Allí está, en algún cajón perdido, la pequeña camiseta de Boca, sin publicidad, limpia, azul y oro, con el número tres de cuero blanco, por Silvio Marzolini, uno de los grandes ídilos de la infancia de un memorable equipo de Boca Juniors, paradójicamente dirigido por un ex jugador de River Plate y símbolo del Real Madrid, Alfredo Di Stéfano, que terminó dando la vuelta olímpica en la cancha de River Plate luego de aguantar en la última fecha, y por varios minutos, un empate 2-2 que lo consagró campeón del Nacional 1969 de manera brillante.
Con un gol más, River hubiera podido conseguir un título que se le negaba desde 1957 y que tampoco podría alcanzar hasta 1975, pero la defensa de Boca resistió los embates finales de Víctor Marchetti, Carlos Rodríguez o el gran wing izquierdo Oscar "Pinino" Mas, entre otros grandes jugadores de la época.
Di Stéfano, en verdad, había llegado a Boca tentado por los dirigentes para hacerse cargo de la dirección general del fútbol, algo así como lo que hoy sería el manager, pero la renuncia de D'amico precipitó todo y el gran crack de los cuarenta y cincuenta terminó haciéndose cargo del plantel y produjo una auténtica revolución en el juego, que incluso le costó la salida de algunos indiscutidos hasta ese momento, como Antonio Ubaldo Rattín, símbolo del caudillo, pero que perdió su puesto luego de una expulsión, a manos de un crack como sin dudas fue Norberto Madurga, un "cinco" que picaba al vacío y así convirtió los dos goles del superclásico que terminaron dándole el campeonato. Boca se había quedado en la puerta del título del Metropolitano 1969 al quedar eliminado por River en semifinales al no poder desequilibrarlo, pero había dejado ya una buena sensación con algunos cambios que comenzaron a producirse, como los ingresos como wines de Ramón "Mané" Ponce e Ignacio "Pibe" Peña, jugadores dúctiles como Nicolás Novello y especialmente Madurga, en el arco, el "Gitano" Rubén Sánchez reemplazó a una gloria como Antonio Roma, y se incorporaron Orlando Medina ("El negro") y Raúl Armando Savoy, al igual que el muy fino (y caballeroso) central peruano Julio Meléndez Calderón terminó ocupando la plaza de Miguel Alberto Nicolau.

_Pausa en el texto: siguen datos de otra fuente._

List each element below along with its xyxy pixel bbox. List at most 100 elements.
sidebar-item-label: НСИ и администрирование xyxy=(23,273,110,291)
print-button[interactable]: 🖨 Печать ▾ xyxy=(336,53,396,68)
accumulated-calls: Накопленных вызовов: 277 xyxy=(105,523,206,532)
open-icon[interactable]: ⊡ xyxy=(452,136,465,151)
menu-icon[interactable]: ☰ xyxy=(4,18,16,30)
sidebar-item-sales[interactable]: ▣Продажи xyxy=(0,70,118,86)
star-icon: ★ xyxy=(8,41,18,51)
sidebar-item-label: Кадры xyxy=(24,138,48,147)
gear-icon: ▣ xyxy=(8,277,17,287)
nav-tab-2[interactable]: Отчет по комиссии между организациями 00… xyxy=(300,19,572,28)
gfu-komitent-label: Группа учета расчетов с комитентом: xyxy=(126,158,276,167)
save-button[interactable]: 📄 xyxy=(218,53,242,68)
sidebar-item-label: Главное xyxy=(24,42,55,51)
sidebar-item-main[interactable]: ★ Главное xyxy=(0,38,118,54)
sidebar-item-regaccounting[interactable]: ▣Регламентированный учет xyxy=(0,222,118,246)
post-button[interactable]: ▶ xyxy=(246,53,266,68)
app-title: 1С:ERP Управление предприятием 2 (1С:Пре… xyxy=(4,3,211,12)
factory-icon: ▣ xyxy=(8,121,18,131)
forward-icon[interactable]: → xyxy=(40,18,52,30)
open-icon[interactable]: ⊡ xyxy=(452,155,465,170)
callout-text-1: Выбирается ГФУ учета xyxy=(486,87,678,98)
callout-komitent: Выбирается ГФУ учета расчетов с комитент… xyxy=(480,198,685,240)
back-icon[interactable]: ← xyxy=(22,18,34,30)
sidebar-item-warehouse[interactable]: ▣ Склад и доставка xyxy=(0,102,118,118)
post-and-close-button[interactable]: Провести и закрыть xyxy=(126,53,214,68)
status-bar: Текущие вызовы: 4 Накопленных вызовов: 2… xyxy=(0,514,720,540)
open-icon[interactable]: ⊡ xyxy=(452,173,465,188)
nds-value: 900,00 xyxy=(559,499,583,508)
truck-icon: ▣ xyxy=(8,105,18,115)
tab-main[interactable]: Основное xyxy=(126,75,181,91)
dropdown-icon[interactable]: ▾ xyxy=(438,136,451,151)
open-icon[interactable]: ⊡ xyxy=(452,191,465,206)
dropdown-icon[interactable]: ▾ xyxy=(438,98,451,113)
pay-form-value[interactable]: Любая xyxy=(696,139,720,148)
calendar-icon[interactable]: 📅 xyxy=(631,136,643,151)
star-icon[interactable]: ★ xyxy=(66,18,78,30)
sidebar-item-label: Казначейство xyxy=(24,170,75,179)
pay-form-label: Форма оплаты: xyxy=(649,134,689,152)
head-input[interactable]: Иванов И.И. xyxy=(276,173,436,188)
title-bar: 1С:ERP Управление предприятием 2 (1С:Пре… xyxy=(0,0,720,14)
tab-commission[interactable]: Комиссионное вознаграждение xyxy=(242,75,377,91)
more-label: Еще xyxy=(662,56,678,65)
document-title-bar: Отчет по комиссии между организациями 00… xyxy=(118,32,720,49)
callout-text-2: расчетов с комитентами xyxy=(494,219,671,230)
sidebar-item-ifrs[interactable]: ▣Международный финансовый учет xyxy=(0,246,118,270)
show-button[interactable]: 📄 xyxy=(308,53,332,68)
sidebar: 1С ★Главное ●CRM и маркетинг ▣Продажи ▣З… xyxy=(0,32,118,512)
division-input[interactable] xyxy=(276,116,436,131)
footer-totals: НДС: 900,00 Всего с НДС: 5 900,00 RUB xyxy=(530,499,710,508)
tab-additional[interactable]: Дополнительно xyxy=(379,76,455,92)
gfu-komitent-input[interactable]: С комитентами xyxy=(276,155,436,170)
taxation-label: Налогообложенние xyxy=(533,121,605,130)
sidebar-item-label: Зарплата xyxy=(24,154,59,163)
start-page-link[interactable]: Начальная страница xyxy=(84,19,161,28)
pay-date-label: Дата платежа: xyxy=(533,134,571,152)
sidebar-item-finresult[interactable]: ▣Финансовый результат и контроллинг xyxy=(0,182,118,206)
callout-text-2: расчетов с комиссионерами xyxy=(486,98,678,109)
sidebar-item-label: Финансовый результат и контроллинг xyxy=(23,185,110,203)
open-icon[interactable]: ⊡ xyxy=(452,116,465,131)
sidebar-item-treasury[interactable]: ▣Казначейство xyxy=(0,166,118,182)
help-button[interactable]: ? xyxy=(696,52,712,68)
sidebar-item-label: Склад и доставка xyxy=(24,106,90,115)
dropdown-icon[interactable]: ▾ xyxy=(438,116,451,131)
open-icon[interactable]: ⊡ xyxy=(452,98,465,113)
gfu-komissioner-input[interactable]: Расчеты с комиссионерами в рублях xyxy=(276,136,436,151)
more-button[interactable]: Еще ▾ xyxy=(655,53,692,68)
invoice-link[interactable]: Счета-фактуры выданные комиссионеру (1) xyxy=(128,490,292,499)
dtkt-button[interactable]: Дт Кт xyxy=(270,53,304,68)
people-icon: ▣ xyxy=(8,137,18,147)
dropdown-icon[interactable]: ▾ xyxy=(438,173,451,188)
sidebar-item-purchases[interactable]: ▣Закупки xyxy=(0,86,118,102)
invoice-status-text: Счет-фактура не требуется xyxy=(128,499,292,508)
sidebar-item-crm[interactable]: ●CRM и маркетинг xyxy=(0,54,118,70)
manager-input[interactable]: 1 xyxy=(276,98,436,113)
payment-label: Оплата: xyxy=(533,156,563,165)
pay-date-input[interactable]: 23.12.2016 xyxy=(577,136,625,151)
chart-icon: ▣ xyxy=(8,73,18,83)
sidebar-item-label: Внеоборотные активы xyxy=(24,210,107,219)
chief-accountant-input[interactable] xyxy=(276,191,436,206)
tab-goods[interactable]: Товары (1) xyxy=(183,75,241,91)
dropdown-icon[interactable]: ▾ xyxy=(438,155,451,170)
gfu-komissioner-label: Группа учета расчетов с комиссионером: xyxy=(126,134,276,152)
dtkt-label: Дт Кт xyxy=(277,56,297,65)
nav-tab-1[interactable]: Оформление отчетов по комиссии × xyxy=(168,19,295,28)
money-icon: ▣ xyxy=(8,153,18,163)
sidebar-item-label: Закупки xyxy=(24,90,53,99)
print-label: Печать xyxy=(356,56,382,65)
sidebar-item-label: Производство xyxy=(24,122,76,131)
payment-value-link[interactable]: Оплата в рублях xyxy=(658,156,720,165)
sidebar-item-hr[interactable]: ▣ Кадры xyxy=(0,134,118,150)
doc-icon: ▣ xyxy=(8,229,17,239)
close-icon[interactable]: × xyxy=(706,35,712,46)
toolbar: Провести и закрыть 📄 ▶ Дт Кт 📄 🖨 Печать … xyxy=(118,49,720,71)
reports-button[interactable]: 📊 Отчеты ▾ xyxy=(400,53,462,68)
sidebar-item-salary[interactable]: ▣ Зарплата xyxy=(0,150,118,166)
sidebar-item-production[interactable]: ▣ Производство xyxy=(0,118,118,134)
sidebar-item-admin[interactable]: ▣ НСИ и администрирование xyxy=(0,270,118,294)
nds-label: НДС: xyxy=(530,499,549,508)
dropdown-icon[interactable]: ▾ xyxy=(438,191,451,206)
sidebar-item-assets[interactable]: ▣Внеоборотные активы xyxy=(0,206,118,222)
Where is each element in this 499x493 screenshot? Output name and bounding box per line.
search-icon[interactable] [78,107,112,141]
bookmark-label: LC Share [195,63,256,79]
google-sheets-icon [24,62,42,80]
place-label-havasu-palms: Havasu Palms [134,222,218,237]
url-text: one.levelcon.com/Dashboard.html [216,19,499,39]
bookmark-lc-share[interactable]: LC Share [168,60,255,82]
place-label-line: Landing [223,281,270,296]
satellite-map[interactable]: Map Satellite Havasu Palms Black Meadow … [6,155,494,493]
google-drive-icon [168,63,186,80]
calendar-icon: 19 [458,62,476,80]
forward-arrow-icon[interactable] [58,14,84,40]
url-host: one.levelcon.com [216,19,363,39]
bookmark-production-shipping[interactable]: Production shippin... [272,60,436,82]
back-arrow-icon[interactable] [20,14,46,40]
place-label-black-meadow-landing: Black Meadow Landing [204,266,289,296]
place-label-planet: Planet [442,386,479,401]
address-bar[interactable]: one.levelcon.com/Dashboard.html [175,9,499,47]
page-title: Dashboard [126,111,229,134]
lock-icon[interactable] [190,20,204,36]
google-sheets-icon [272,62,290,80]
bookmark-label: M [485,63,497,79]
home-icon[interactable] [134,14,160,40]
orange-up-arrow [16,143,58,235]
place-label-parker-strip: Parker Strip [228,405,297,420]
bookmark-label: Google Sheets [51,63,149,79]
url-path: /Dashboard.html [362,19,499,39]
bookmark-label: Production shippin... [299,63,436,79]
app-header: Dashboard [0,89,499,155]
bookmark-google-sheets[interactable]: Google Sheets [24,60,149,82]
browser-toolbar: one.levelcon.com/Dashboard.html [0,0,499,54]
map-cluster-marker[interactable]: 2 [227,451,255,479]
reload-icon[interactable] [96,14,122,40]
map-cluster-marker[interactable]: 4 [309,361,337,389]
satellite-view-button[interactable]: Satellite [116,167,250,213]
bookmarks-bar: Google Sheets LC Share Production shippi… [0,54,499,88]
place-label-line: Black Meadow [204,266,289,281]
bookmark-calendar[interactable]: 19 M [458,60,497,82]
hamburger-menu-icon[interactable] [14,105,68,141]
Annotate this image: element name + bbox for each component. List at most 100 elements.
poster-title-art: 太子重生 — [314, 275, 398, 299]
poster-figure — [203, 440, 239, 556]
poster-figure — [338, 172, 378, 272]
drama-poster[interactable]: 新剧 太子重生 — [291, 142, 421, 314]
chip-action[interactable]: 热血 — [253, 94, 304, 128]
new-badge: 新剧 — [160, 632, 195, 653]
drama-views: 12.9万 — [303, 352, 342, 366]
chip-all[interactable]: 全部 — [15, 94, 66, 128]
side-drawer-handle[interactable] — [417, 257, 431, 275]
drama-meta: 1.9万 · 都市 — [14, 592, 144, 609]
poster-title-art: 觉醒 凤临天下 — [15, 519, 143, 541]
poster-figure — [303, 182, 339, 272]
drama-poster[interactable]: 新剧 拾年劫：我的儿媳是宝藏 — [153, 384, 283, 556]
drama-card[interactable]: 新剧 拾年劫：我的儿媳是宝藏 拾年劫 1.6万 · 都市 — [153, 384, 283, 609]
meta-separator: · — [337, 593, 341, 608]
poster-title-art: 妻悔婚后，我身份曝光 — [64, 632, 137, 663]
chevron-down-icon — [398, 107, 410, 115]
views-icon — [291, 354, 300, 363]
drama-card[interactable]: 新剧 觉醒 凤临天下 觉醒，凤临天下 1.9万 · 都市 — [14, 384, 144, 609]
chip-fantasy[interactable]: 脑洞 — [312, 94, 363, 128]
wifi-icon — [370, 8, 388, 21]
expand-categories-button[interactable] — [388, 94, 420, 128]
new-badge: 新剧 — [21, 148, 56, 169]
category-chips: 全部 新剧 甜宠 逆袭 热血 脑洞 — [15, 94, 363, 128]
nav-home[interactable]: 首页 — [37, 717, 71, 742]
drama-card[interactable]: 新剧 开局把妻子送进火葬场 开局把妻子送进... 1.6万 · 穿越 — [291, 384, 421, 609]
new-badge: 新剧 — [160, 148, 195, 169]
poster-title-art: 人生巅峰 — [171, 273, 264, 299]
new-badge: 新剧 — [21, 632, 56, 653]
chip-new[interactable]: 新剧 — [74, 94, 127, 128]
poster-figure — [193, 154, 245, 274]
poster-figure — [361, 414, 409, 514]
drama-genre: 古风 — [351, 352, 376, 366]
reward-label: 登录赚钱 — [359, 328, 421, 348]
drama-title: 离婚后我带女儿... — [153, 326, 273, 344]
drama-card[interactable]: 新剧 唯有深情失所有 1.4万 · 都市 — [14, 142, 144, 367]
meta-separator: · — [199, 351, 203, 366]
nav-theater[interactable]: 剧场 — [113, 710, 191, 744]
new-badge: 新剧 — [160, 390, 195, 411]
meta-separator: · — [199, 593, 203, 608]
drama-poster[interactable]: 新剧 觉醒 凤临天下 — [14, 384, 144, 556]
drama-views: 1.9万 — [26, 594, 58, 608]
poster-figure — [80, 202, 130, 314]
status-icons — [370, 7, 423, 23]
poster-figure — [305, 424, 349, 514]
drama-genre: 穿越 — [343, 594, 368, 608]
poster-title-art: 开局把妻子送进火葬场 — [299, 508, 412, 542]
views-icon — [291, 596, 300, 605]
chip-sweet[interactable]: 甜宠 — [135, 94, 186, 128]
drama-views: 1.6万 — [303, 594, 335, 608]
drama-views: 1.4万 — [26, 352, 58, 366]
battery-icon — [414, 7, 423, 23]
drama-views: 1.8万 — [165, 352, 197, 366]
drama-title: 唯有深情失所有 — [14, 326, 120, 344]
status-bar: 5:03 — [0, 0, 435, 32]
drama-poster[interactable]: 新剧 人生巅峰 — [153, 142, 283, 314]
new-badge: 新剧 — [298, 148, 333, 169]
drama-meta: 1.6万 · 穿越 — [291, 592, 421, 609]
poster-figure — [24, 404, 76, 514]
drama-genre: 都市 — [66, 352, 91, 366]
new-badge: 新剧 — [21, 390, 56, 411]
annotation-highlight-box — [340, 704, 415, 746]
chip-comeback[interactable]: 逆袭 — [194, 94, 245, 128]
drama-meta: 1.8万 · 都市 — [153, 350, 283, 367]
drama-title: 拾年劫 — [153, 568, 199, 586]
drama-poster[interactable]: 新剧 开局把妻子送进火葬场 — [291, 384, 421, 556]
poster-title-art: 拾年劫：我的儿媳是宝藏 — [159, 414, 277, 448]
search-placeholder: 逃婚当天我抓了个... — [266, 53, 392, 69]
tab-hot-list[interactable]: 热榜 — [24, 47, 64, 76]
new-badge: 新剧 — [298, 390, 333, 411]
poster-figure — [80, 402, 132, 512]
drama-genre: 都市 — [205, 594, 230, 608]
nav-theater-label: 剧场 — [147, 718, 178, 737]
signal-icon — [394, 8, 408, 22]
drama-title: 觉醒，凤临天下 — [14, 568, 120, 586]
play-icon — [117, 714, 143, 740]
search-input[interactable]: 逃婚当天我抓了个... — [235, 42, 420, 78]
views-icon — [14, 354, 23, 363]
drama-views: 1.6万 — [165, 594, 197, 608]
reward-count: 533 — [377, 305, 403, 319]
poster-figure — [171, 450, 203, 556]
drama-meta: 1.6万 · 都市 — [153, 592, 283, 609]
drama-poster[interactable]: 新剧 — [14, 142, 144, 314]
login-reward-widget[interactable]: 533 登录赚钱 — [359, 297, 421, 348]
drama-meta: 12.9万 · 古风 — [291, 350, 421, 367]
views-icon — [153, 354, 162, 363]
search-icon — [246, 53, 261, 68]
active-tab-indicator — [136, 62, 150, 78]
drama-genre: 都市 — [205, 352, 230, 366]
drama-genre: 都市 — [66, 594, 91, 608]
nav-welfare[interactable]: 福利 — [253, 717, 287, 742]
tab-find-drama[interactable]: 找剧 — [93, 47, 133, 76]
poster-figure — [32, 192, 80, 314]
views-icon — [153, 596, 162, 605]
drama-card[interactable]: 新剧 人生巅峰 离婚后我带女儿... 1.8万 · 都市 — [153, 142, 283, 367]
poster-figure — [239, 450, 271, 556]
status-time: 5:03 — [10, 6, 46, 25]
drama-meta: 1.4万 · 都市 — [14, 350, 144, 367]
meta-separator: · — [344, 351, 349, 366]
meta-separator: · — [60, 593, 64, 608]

Lo extraño del caso, es que en el torneo Nacional (Boca ya había ganado ese año la Copa Argentina), Di Stéfano optó por un sistema de 4-2-4 sin un centrodelantero definido, y con ejes como Savoy y su experiencia, y Angel Clemente Rojas y su mágica cintura, confiando en la ayuda de los wines Ponce y Peña, y las llegadas al vacío de Madurga, a pases de Savoy o especialmente de Medina. No sólo este cambio fue fundamental sino también el hecho de no contar con jugadores duros de marca (como antes Rattín o Nicolau) sino técnicos, de buen dominio de pelota, con una línea de cuatro excepcional en la defensa: Rubén Suñé, en su primera etapa antes de convertirse en volante central, el peruano Meléndez, Rogel y Marzolini, considerado el mejor lateral izquierdo del Mundial de Inglaterra 1966.
Ese Boca de Di Stéfano demostró que se puede ser campeón jugando un fútbol brillante y efectivo y que para armar un buen equipo hace falta, primero que todo, excelentes jugadores y luego, voluntad de su entrenador por atacar y agradar a los espectadores. El escenario de la coronación no podía ser mejor: el superclásico en un Monumental que aceptó respetuoso el resultado final.
Y en quien esto escribe, un imborrable recuerdo, de los primeros que entregaron tantos años de fútbol, en un contexto de una Argentina que tenía mucho más que festejar que en la actualidad.